Keeping customers safe and ensuring that customers feel safe are two different challenges, and successful companies proactively look for ways to address both.
Maintaining actual safety is a fundamental requirement of doing business. Consumers expect the food they purchase won’t make them sick, the cars they drive won’t malfunction, and that the roof of a retailer won’t collapse on top of them. They also expect the employees they interact with to pose little risk to their physical, mental, or financial health. In each of these cases, businesses have legal, ethical, and fiduciary responsibilities to maintain high standards of safety.
But beyond meeting the safety standards of regulators, businesses should also look at the perceived safety of their business. Customers might be safe, but a history of unsafe incidents might make them feel otherwise. Conversely, businesses may have effectively positioned themselves as a safe and trustworthy organization but have neglected to make operational changes that match their message.
The perception of safety is critical in maintaining trust, brand loyalty, and credibility with customers and employees. Forward-thinking risk management professionals should look to implement programs that both improve the actual safety of their customers and their feeling of safety.
Employee-based risk presents several major challenges in companies’ efforts to provide safe products and services.
Employees are people, and people can be unpredictable. An obvious but important hurdle in mitigating workforce risk is the simple fact that employees are people. Ensuring the products your customers interact with are safe is far more straightforward than ensuring the employees they interact with pose them no threat. Employees have different personalities, motivators, and stressors that can reduce the effectiveness of a one-size-fits-all risk mitigation strategy.
Changing work models make identifying criminal behavior after hire more difficult. As remote work, contract work, and gig jobs grow, there are fewer built-in signals that might alert an organization to investigate further. The “work when and where you want” model has increased flexibility for the workforce but made it more challenging for organizations to know when an employee has been incarcerated.
Consumers want safety and fairness.
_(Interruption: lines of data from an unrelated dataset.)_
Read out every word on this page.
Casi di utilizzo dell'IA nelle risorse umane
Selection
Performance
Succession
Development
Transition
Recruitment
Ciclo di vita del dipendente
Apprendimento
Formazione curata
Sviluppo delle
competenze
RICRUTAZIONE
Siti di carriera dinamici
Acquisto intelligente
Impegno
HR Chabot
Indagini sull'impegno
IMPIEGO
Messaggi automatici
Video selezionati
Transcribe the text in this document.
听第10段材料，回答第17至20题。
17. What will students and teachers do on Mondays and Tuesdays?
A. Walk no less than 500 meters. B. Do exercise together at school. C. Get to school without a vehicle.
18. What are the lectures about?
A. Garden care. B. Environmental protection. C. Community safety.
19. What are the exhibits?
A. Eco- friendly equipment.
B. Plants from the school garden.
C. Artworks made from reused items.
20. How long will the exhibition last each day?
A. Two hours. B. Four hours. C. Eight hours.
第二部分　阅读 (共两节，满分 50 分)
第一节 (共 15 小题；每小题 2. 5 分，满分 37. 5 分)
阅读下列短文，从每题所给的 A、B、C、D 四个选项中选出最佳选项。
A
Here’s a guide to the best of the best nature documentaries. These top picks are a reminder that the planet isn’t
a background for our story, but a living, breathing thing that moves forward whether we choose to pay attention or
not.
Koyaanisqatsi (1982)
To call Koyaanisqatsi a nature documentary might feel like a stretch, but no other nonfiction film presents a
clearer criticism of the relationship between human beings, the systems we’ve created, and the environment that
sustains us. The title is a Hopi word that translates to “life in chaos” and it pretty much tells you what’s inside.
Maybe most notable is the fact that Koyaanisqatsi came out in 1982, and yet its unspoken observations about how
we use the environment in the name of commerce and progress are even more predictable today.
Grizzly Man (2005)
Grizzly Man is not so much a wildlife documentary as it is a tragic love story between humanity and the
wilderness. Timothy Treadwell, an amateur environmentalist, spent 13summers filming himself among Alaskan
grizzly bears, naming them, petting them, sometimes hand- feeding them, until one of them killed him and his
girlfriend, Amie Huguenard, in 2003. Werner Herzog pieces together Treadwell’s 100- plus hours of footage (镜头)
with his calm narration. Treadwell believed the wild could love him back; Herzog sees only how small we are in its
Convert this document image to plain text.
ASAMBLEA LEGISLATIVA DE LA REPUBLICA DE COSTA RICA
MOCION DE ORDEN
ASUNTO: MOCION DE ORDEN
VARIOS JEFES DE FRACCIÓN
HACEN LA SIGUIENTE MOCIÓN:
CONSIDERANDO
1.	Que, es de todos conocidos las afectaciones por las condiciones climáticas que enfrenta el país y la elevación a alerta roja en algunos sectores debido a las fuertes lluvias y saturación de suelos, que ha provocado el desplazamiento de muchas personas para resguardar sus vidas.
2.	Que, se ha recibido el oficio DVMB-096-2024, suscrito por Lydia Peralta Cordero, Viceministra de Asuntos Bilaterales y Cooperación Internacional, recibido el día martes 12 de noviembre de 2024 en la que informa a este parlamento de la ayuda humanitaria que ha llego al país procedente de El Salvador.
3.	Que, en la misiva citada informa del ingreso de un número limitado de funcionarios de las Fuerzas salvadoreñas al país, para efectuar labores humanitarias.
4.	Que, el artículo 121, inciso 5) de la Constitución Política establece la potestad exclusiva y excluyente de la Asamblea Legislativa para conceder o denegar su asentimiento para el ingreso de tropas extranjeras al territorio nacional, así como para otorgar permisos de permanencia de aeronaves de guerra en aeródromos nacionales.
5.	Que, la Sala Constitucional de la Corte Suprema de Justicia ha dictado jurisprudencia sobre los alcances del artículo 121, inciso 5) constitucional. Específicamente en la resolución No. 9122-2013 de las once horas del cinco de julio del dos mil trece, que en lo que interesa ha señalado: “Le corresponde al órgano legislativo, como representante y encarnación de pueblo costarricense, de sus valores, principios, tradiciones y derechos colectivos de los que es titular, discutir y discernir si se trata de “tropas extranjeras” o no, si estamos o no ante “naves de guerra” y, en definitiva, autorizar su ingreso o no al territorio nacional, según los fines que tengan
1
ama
Initiatives like “ban the box” continue to gain traction, and there’s a growing feeling that just because someone made a mistake in the past, they shouldn’t be continually punished by prospective employers and government social service providers.
Americans are obsessed with background checks, but often don’t fully understand them. Background checks have broad market adoption and strong public support. But, the average consumer has a very loose understanding of the background screening process. Typically, they do not understand there is no “standard” background check and no centralized source of criminal records.
These distinctions make identifying and managing criminal risk among employees all the more challenging. However, the upside is clear: Creating and communicating policies that help reduce criminal risk among your employees are a win-win in improving safety and building trust with your customers.
This is the mindset that both companies and background screeners should share: how can we make decisions that genuinely improve safety yet also have a clear, tangible message that customers and employees understand?
To that end, background screeners and employers alike need to shift their perspective beyond the traditional pre-hire background check. Because criminal activity is one of the clearest indicators of risk, employers shouldn't limit the search for criminal activity to the years before someone is hired.
Over the past decade, some CRAs have begun offering regular re-checks (typically annually or every two years), but this approach is limited in effectiveness.
Knowing as soon as possible when an employee is involved in potential criminal activity helps employers maintain safe business environments and build a reputation of proactive, customer-first decision making.
To be blunt, customers should be aware that an individual recently convicted of assault will not be hired in a customer-facing role. But by that same logic, customers expect that an active employee charged with assault will be, at least, temporarily removed from that customer-facing role.
This is why true post-hire criminal monitoring matters: people still get in trouble after they’ve passed a background check, and employers need awareness as soon as possible to ensure customers, employees, and the company remains safe and stable.
A real value-add of continuous criminal monitoring is that the value proposition is clear. The concept of "safety" is broad, and building clear messaging around it is challenging. Employers must ensure that their message of safety cuts through the noise. And while there are countless strategies for improving safety, how many of them are as easy to communicate to your customer as: "We'll know immediately when an employee may have been involved in a crime, and we can investigate and respond quickly."
Sometimes, simple is best. Knowing in near real-time when an employee may have been involved in a crime has a clear and plain value proposition. This initiative has the added bonus of setting your company apart by improving actual safety and the perception of safety among your stakeholders. Implementing a post-hire criminal monitoring program sends a signal to employees, consumers, and the media that you care about safety.